An old computer with built in serial interface is probably the easiest thing using optocouplers and say heavy metal as your (go between) 
Its pretty easy to find an old computer with built in serial. To tell if its suitable run heavy metal on it with a loopback to pins 2&3 on the serial port at 45.5 baud
If that computer sends what it receives then "Nagle's" board at https://www.aetherltd.com/connecting.html would be your magic device interface.
All the parts for that board are available.

Arduino...
Lots of solder, cerebral usage, wires laying all over the place and programing......................
I started playing with arduino's recently because as I stated my decoder died and I wanted something a tad more sophisticated to do the decoding and to have some sort of serial interface too would be nice to send to the teletype from computer all in one box instead of two boxes I had. My prev decoder ran the teletype and would put the text on a video monitor and it was about 30 years old. I also had on the loop a serial interface and would sometimes get a mess if both talked at the same time.
On the arduino front I have the Sending from the arduino down pat. Decoding from the loop I just got working. Now I need to add a second "loop decoder" and feed demodulated RTTY input into the second loop decoder is the project for this weekend...

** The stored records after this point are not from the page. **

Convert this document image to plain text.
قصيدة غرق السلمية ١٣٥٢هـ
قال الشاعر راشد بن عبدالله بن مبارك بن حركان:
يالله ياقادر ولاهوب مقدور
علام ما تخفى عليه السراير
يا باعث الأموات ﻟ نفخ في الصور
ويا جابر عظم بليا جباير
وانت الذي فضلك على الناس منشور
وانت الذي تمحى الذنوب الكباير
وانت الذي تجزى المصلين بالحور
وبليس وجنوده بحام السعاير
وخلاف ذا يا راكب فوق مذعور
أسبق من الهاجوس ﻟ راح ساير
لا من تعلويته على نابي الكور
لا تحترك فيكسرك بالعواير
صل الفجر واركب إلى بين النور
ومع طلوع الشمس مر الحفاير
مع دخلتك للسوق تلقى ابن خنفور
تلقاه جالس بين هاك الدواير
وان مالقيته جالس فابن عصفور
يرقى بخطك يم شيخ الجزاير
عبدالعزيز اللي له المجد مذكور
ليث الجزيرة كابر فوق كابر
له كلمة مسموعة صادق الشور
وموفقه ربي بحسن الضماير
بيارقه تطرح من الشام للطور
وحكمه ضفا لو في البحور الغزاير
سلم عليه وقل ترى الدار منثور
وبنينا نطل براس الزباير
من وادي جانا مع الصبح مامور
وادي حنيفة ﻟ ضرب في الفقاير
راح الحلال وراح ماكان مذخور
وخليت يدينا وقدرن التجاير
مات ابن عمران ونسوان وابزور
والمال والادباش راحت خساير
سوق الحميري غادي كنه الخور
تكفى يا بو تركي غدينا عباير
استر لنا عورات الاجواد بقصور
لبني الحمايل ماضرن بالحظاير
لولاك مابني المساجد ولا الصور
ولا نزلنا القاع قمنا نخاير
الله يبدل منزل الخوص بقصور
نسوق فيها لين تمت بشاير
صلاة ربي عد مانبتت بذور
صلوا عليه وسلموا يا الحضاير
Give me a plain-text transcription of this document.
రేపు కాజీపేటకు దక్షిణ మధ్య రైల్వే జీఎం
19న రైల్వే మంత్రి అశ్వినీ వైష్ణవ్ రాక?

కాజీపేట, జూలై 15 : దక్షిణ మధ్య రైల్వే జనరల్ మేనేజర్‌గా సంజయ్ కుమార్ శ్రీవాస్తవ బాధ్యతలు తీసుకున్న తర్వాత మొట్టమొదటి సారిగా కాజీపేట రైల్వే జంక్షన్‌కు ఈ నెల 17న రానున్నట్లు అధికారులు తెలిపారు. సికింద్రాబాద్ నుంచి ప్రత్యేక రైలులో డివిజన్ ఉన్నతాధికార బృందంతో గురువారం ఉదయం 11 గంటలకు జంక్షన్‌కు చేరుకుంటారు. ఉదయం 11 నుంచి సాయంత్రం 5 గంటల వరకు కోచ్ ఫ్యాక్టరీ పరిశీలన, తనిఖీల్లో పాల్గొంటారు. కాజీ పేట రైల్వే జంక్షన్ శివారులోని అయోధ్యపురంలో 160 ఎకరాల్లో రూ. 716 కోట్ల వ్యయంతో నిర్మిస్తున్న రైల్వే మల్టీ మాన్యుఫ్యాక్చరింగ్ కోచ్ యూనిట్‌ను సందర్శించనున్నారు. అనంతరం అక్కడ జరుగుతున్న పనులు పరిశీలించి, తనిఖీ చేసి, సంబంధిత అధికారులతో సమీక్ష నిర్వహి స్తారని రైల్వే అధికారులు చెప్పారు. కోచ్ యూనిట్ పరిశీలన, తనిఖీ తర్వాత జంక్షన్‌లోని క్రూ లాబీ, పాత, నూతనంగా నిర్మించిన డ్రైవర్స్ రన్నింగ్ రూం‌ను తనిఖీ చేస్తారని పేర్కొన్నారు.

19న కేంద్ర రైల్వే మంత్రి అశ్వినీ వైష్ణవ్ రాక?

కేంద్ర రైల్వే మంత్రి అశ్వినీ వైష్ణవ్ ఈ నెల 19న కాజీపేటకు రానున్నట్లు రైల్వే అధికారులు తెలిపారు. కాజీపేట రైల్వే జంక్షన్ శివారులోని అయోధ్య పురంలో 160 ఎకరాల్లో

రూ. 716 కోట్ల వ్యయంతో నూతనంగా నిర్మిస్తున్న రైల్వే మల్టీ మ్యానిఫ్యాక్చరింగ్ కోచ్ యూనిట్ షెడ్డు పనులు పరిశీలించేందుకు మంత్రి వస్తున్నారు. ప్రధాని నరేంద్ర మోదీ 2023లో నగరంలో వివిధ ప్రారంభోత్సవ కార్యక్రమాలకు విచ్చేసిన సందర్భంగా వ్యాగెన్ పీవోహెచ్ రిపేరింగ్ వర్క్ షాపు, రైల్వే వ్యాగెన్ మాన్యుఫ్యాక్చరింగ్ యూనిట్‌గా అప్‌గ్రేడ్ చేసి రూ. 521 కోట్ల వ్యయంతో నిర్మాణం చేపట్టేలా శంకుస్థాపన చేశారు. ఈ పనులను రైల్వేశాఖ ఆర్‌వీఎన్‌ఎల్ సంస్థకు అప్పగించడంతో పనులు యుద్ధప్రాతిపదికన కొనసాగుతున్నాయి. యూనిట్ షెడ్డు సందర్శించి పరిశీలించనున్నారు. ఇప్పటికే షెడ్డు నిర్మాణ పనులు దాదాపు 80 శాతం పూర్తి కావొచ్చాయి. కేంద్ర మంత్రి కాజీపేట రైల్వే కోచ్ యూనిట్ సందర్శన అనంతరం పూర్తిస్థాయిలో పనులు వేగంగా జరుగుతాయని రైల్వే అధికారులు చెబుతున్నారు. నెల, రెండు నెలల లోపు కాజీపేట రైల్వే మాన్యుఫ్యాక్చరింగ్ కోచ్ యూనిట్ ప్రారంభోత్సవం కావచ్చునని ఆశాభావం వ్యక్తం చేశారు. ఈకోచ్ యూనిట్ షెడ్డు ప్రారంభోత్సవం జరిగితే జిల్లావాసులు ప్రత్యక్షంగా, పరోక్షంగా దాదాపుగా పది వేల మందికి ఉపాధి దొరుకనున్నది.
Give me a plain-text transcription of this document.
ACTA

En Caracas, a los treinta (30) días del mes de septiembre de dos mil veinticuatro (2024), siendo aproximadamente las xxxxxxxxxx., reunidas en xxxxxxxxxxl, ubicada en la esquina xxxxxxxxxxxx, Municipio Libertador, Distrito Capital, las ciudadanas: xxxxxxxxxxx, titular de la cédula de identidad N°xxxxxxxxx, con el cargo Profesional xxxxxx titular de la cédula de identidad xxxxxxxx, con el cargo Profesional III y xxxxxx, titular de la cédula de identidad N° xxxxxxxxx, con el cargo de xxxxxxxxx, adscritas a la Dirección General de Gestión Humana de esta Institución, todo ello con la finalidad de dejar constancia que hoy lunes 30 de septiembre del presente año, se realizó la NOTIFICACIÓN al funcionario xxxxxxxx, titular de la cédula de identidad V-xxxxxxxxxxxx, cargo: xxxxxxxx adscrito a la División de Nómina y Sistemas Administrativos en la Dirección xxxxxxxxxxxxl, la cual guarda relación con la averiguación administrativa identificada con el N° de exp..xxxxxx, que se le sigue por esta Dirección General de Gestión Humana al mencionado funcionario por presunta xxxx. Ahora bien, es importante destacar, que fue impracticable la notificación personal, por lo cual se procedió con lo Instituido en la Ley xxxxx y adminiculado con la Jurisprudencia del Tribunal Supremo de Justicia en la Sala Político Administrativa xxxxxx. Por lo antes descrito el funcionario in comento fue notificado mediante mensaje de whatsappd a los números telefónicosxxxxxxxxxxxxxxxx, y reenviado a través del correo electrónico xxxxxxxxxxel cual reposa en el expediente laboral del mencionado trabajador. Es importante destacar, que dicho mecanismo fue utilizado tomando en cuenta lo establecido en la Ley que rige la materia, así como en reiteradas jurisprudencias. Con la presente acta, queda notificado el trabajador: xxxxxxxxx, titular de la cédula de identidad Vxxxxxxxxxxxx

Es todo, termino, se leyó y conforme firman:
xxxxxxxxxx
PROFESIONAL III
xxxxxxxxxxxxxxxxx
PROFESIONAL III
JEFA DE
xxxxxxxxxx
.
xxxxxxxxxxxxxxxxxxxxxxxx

For that project I heavily borrowed source code and circuits from two sources and modified it for my needs.
https://k183.bake-neko.net/ji3bnb/page13_d.html.. (PLL CIRCUIT and some code)
and 
https://heepy.net/index.php/USB-teletype  (Some of the code) 
The volpe board kinda would do what I want BUT I'm also not into soldering SMD's (Surface mounted devices) so since it was designed for a "32u4 AVR"I decided to adapt the code to run on a "Leonardo/Arduino board" and add a second decode input for the RTTY.
Nice thing about having two decode loops (one for the keyboard/teletype loop) and one for the RTTY the arduino can monitor the traffic and either block the keyboard or block the RTTY when one or the other is sending at least thats the plan. And its a hell of a lot easier than all that SMD nonsense.